Dossier : IMM-6673-03

Référence : 2004 CF 1076

Toronto (Ontario), le 5 août 2004

EN PRÉSENCE DE MONSIEUR LE JUGE MOSLEY

ENTRE :

                             JAWWAD AHMED, SADIA JABEEN, KHOULA JAWWAD,

KHADIJAH JAWWAD, MARIAM FATIMA JAWWAD

                                                                                                                                          demandeurs

                                                                             et

                         LE MINISTRE DE LA CITOYENNETÉ ET DE L'IMMIGRATION

                                                                                                                                             défendeur

                                MOTIFS DE L'ORDONNANCE ET ORDONNANCE


[1]                Jawwad Ahmed (le demandeur principal) et son épouse Sadia Jabeen sont des citoyens du Pakistan. Les autres demandeurs sont leurs filles âgées de quatre à six ans. Deux d'entre elles sont nées à Oman. La benjamine de la famille est née aux États-Unis et est citoyenne américaine. Ils sollicitent le contrôle judiciaire de la décision rendue le 7 août 2003 dans laquelle la Section de la protection des réfugiés de la Commission de l'immigration et du statut de réfugié (la Commission) a conclu qu'ils n'étaient pas des réfugiés au sens de la Convention ni des personnes à protéger. Pour les motifs qui suivent, j'ai conclu que la présente demande devait être accueillie et renvoyée à la Commission pour réexamen.

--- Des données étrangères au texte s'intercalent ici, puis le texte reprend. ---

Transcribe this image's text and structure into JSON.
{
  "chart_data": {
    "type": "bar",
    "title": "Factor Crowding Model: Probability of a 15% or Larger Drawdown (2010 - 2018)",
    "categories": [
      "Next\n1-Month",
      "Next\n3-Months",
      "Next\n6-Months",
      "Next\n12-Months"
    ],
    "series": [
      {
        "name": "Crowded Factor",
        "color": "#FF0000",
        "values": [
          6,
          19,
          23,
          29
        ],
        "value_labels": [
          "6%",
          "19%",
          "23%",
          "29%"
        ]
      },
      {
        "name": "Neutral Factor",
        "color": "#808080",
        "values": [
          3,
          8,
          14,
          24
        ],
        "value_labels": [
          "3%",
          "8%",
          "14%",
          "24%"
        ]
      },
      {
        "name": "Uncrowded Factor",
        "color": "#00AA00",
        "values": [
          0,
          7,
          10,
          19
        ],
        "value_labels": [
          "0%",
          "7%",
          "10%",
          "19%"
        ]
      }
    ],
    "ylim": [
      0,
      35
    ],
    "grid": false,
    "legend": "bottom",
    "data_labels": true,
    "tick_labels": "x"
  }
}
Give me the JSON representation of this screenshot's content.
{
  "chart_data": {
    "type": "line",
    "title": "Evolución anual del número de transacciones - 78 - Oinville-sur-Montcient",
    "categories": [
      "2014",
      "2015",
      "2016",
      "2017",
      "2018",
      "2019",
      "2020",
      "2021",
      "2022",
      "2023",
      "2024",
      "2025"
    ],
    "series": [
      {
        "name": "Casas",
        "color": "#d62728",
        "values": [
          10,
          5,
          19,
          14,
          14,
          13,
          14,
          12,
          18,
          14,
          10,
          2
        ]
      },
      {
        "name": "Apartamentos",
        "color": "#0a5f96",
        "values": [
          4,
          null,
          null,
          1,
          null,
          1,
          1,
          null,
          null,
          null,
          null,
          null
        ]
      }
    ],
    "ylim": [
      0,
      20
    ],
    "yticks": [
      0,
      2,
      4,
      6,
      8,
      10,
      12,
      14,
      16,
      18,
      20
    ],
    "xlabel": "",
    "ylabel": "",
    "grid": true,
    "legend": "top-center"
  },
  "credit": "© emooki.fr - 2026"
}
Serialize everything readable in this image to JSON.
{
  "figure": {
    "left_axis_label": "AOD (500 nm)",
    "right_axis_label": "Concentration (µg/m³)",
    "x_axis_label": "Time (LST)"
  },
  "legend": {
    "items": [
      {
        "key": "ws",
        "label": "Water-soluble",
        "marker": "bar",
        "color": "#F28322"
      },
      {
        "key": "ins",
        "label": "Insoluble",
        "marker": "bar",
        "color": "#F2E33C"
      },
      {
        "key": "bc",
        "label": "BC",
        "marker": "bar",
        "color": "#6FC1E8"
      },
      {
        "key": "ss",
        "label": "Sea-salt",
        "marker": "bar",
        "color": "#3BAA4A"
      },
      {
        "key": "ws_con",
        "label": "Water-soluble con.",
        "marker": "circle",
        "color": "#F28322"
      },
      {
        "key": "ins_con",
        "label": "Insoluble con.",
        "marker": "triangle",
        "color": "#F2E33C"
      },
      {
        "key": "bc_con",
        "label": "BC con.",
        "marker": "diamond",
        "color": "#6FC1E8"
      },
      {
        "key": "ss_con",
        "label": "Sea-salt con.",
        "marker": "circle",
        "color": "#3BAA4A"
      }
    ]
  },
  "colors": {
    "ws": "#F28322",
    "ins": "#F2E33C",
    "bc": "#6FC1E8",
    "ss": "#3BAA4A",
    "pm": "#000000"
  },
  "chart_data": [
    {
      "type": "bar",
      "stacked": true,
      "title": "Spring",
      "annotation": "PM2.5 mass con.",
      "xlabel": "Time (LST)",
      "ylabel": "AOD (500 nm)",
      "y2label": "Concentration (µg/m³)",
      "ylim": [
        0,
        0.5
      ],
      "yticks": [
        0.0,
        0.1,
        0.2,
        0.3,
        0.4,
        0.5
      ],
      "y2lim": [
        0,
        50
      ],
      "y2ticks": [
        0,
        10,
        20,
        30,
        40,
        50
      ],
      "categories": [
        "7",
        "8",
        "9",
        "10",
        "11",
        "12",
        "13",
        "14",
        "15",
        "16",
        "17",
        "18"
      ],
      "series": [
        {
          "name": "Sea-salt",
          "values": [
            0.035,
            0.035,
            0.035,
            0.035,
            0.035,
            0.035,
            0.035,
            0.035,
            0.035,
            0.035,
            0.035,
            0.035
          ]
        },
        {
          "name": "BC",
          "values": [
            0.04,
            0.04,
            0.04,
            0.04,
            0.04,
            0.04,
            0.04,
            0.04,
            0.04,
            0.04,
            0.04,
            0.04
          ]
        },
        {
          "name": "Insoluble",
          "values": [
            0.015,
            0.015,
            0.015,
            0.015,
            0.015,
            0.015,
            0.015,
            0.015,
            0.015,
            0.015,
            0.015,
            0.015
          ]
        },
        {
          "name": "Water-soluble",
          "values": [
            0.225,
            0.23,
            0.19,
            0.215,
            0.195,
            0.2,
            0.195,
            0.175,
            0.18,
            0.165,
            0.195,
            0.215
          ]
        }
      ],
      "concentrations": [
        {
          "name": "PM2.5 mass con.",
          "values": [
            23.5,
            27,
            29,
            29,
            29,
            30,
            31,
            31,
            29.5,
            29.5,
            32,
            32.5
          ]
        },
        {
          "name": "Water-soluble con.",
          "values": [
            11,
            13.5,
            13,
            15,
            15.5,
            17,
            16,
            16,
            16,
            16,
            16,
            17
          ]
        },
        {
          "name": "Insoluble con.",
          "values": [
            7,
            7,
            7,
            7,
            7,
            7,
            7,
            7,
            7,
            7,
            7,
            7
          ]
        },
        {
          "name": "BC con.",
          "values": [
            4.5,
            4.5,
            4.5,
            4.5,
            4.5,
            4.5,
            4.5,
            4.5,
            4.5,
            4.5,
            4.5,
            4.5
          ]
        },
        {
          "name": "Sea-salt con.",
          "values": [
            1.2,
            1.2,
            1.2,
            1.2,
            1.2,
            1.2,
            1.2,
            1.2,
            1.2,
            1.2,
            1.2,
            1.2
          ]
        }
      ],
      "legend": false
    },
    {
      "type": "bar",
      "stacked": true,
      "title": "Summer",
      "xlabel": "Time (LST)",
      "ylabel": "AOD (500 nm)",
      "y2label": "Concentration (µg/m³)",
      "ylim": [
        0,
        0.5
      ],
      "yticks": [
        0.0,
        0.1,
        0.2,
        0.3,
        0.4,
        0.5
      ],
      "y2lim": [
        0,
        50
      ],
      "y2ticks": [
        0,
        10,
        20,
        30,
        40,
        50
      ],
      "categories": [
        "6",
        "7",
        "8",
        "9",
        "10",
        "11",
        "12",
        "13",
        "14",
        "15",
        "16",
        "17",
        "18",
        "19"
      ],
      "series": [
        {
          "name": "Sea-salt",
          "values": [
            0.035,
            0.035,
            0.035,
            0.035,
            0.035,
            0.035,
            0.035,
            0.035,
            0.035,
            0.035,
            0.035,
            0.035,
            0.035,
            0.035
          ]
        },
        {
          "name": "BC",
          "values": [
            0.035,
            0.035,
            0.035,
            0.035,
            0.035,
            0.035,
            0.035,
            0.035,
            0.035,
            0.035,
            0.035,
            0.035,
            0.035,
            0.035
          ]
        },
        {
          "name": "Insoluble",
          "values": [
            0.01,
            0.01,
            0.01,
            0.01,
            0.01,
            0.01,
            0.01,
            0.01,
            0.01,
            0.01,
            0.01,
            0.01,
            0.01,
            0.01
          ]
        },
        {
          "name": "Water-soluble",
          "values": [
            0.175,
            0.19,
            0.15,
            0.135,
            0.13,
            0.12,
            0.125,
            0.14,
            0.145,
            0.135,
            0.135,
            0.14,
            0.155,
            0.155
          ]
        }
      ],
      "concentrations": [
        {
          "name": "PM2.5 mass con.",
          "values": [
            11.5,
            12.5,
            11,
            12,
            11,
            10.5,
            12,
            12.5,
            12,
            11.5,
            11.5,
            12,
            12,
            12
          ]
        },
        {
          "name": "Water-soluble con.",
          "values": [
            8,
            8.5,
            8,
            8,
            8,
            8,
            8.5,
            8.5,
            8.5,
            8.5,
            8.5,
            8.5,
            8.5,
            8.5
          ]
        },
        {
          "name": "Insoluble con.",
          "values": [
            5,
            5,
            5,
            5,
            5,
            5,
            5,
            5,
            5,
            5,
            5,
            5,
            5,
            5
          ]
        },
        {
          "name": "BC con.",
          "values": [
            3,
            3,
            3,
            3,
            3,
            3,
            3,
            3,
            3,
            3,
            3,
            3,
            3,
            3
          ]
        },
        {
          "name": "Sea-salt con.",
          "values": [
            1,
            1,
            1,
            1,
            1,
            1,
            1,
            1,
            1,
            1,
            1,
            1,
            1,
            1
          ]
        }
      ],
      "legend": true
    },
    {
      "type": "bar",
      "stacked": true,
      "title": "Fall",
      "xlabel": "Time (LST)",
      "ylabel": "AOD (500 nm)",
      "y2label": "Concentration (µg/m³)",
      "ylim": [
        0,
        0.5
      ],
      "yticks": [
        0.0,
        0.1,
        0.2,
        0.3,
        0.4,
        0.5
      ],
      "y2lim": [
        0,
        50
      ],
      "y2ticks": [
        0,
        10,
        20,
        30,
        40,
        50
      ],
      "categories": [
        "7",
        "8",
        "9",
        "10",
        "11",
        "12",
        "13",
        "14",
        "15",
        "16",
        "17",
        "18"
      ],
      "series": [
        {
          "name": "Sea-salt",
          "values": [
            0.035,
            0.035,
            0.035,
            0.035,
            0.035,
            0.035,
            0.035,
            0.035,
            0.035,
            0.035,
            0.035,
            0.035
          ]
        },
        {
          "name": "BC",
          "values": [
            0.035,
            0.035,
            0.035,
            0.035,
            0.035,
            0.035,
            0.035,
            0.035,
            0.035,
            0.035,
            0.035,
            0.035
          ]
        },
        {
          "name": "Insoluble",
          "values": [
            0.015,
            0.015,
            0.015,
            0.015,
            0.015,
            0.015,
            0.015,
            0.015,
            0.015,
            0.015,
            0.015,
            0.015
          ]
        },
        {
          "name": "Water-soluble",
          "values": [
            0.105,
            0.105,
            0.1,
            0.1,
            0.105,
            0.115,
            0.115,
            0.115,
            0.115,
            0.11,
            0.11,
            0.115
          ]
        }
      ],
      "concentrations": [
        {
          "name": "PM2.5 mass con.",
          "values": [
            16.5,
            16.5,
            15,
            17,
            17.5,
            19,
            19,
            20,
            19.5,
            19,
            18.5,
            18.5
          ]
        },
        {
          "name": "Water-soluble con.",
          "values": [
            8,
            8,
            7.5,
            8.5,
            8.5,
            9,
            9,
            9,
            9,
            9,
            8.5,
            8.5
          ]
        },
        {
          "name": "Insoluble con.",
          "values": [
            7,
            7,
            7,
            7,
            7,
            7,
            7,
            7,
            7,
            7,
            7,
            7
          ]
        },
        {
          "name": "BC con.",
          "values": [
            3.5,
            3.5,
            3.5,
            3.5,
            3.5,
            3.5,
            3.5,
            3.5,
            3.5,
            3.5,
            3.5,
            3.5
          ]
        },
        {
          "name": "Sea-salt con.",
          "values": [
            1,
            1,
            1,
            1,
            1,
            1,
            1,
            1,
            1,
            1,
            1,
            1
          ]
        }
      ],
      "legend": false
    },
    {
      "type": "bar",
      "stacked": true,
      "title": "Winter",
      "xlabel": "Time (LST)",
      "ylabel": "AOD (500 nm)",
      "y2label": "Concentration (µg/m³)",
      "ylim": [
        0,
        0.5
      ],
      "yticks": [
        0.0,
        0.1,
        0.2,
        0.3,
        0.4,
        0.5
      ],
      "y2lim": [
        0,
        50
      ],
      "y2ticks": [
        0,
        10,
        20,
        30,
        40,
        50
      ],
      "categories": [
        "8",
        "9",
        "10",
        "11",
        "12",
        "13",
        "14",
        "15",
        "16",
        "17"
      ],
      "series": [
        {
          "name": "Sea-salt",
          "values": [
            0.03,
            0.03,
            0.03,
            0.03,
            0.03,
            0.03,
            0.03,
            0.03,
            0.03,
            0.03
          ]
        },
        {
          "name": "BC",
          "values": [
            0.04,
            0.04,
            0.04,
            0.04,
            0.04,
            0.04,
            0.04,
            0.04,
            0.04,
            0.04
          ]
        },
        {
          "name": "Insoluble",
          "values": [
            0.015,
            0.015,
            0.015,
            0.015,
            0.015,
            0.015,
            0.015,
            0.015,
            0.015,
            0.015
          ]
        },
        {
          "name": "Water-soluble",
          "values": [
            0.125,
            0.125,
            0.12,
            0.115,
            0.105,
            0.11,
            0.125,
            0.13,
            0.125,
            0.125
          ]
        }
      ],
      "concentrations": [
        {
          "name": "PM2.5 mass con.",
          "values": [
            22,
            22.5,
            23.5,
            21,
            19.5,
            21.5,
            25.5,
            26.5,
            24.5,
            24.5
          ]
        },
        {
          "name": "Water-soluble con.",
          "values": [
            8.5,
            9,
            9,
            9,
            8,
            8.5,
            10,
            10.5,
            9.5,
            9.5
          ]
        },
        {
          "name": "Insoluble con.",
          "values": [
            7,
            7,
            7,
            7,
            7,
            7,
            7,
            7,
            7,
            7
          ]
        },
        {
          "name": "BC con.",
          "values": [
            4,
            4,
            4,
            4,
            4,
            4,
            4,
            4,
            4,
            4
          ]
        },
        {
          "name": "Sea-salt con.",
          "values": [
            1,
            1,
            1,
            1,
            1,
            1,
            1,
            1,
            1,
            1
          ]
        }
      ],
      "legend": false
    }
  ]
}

[2]                M. Ahmed prétend craindre avec raison d'être persécuté par les autorités pakistanaises et la police du fait de ses opinions politiques. La demande des autres demandeurs repose sur leur lien de parenté avec lui. M. Ahmed, alors qu'il était étudiant, a participé activement aux activités du Mouvement Mohajir Quami (le MMQ). Il a été arrêté et détenu en 1992, mais a finalement été acquitté de toutes les accusations qui pesaient contre lui en février 1993. Peu après, il a quitté le Pakistan pour aller travailler à Oman comme pharmacien. C'est à cet endroit qu'il a rencontré et épousé sa compagne et qu'il a commencé à fonder une famille. Ils sont retournés au Pakistan en décembre 1999 et, en janvier 2000, ils ont quitté le Pakistan pour se rendre aux États-Unis où ils ont présenté une demande d'asile. Leur demande a été rejetée au motif qu'ils étaient établis dans un autre pays, Oman. Ils sont ensuite entrés au Canada en juillet 2001 et ont présenté une demande d'asile.


[3]                La Commission a conclu que certains éléments de la preuve soumise par M. Ahmed n'étaient pas crédibles. Elle a jugé qu'après avoir quitté le Pakistan en 1993, il n'avait pas agi comme une personne qui avait une crainte subjective et justifiée de persécution. La Commission a rejeté l'allégation des demandeurs suivant laquelle ils étaient des réfugiés « sur place » . Cette allégation reposait sur leur crainte d'être détenus par les autorités et d'être victimes de persécution s'ils étaient renvoyés au Pakistan en tant que demandeurs déboutés. La Commission a également rejeté l'allégation des demandeurs suivant laquelle les expériences vécues par M. Ahmed en 1992 et 1993 étaient odieuses à un point tel qu'elles exigeaient l'application de l'exception relative aux raisons impérieuses, maintenant énoncée au paragraphe 108(4) de la Loi sur l'immigration et la protection des réfugiés, L.C. 2001, ch. 27 (la LIPR).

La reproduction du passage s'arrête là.